I have been vegan for a while now and have been stable.
But I have been reluctant to create more stuff after doing what I wanted.
I feel unexcited to do more.
I am doing my passions but it is getting to a point where I am not feeling it any more.
Hmmm … I think I need to rest and reflect.
I think I am reaching a point where I am doing what I love. And I have been doing it for so long that now I don’t hate it but just do it. Bear it. Bear the stress of my work.
We all have a personality. We can or can not be so critical and analytical. We must be ourselves.
I think I need something different too now.
Found the solution … I ate some eggs and feel a bit better.

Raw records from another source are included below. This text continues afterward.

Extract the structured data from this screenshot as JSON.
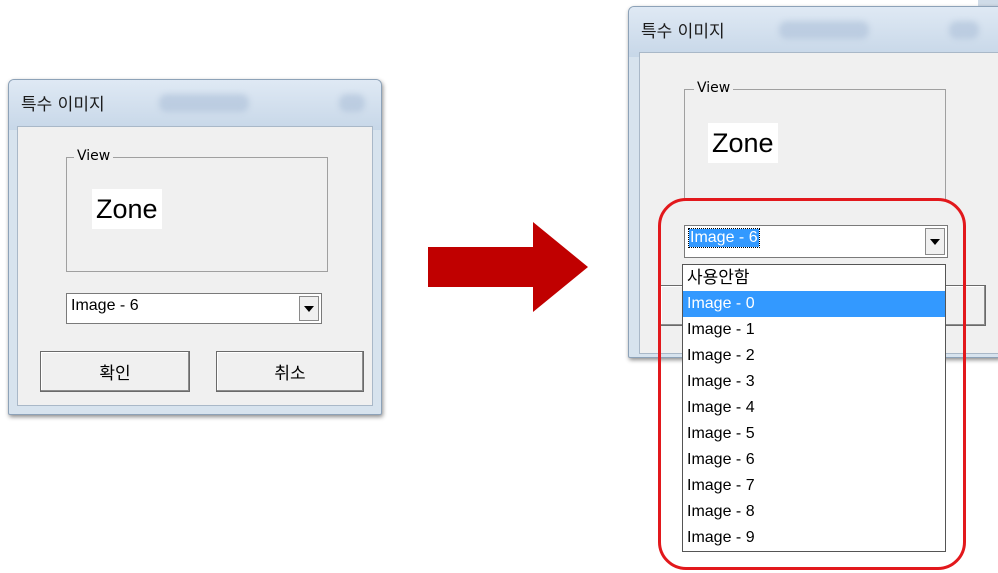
{
  "before_dialog": {
    "title": "특수 이미지",
    "groupbox_label": "View",
    "preview_text": "Zone",
    "combo_value": "Image - 6",
    "ok_label": "확인",
    "cancel_label": "취소"
  },
  "after_dialog": {
    "title": "특수 이미지",
    "groupbox_label": "View",
    "preview_text": "Zone",
    "combo_value": "Image - 6"
  },
  "dropdown": {
    "options": [
      "사용안함",
      "Image - 0",
      "Image - 1",
      "Image - 2",
      "Image - 3",
      "Image - 4",
      "Image - 5",
      "Image - 6",
      "Image - 7",
      "Image - 8",
      "Image - 9"
    ],
    "highlighted_index": 1
  },
  "colors": {
    "arrow": "#c00000",
    "highlight_ring": "#e2181c",
    "selection": "#3399ff"
  }
}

Being mostly vegan for the past two weeks has made me the way I was above I think.
I was doing not much. I was just able to do school work and pretty much nothing else.
Now I understand the vegan diet.
Eating meat made me angry and have ups and downs. I was doing more when I was eating meat.
I have gained weight … which isn’t good while eating vegetarian/vegan.
I will try eggs and milk and be vegetarian now I think.
I have always been trying to be mindful.
At my age, that is all I have.
I understand that I am older and must do things to change certain things about my living situation.
Being mindful has been helpful for my health and my study and work.
What else is there than to be mindful? If you don’t it is just plain misery.